Maximum number of Simultaneous Users

  • Hi All,

    I have the following situation.

    An instance of SQL Server 2008 R2 running Windows Server 2008 R2.

    I have a website which connects to this database and inserts records in around 6 tables(All have Identity column as Primary Key).

    We have lot of inserts into these 6 tables when there are active users on the website.

    Last time I had lot of traffic on the website it slowed down.

    Now the problem is we might have a lot of users (25000) simultaneously on the website.

    How do I make this scalable and not let the db slow down ? How do I handle the Identity column on these tables?

    Thanks,

    Suri

  • the identity() columns themselves are not a problem; I read an

    article years ago where SQL2000 could handle 400 new identity values per second in a table...and that was given the hardware at the time was a lot less than today.

    lots of constraints, like FK's, check constraints, etc tend to slow things down more than identity() columns ever will.

    tuning this situation's going to be a bit more details, and a lot less general; i think you might want to get some of the performance monitoring tools in place, see where the bottlenecks really are, and tune from there.

    Lowell


    --help us help you! If you post a question, make sure you include a CREATE TABLE... statement and INSERT INTO... statement into that table to give the volunteers here representative data. with your description of the problem, we can provide a tested, verifiable solution to your question! asking the question the right way gets you a tested answer the fastest way possible!

  • Thanks for the reply.

    I cannot test my solution because I dont know to have 25000 concurrent users on the website. Also their navigation through the site.

    I am running sql standard edition . Will clustering help anyway and how will it handle the identity problem ?

  • no i was thinking that you should run monitoring tools against your live server and gather statistics that help identify your bottlenecks;

    there's a link on this thread that has a good writeup on comparing different tools, and if you search for "monitoring" here on SSC there's a lot of good articles and threads

    http://qa.sqlservercentral.com/Forums/Topic872079-146-1.aspx

    Lowell


    --help us help you!
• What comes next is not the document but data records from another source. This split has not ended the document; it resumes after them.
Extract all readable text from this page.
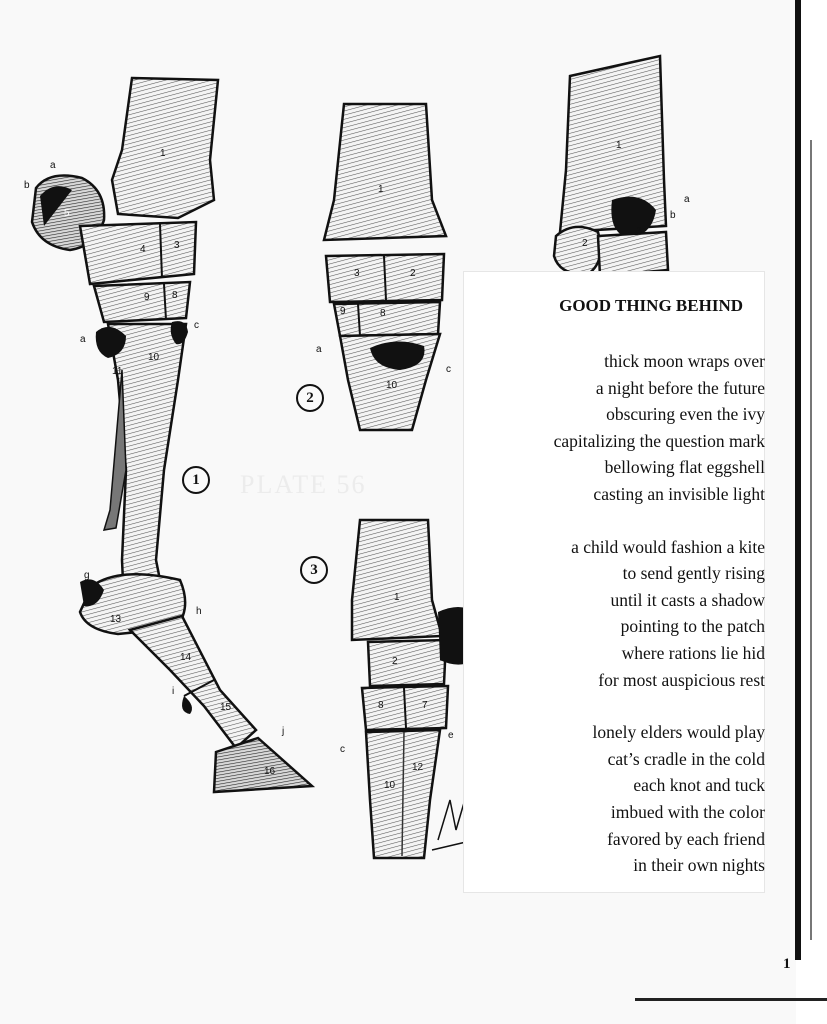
PLATE 56
1
5
4	3
9 8
10
11
13
14
15
16
a
b
a
c
g
h
i
j
1
3	2
9	8
10
a
c
1
2
8	7
12
10
c
e
1
2
3
a
b
1
2
3
GOOD THING BEHIND
thick moon wraps over
a night before the future
obscuring even the ivy
capitalizing the question mark
bellowing flat eggshell
casting an invisible light
a child would fashion a kite
to send gently rising
until it casts a shadow
pointing to the patch
where rations lie hid
for most auspicious rest
lonely elders would play
cat’s cradle in the cold
each knot and tuck
imbued with the color
favored by each friend
in their own nights
1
If you post a question, make sure you include a CREATE TABLE... statement and INSERT INTO... statement into that table to give the volunteers here representative data. with your description of the problem, we can provide a tested, verifiable solution to your question! asking the question the right way gets you a tested answer the fastest way possible!

  • Hello Lowell,

    Thanks for the quick replies.

    As you said we can insert 400 rows in sql 2000 per second. Using the info you provided and @@max_connections how can I find out the max number of users I can have concurrently who insert into the tables ?

    I understand the identification of the bottleneck you have suggested. I will surely look into this

    My primary goal is to find out how many users my database can support , with all of the user inserting records concurrently

  • Hi If all Users are only reading the data then just create a Snapshot of ur Db that will help you in a bigway

    NEVER NEVER EVER GIVE UP;-)

  • You will need to collect statistics like what was suggested using some tool. Perfmon is free and works. The only way to determine your bottleneck is to collect the data and look at the values to see what resources you have contention for and then look closer at that resource. It could be one of many things we would just be guessing.

    Start at a high level and work down to a granular level rather than focusing on the identity property. Long tern you will want to baseline your system so you have data values to compare to and can trend over time. As things change on your system the max supportable users is a moving target and directly relates to resource performance.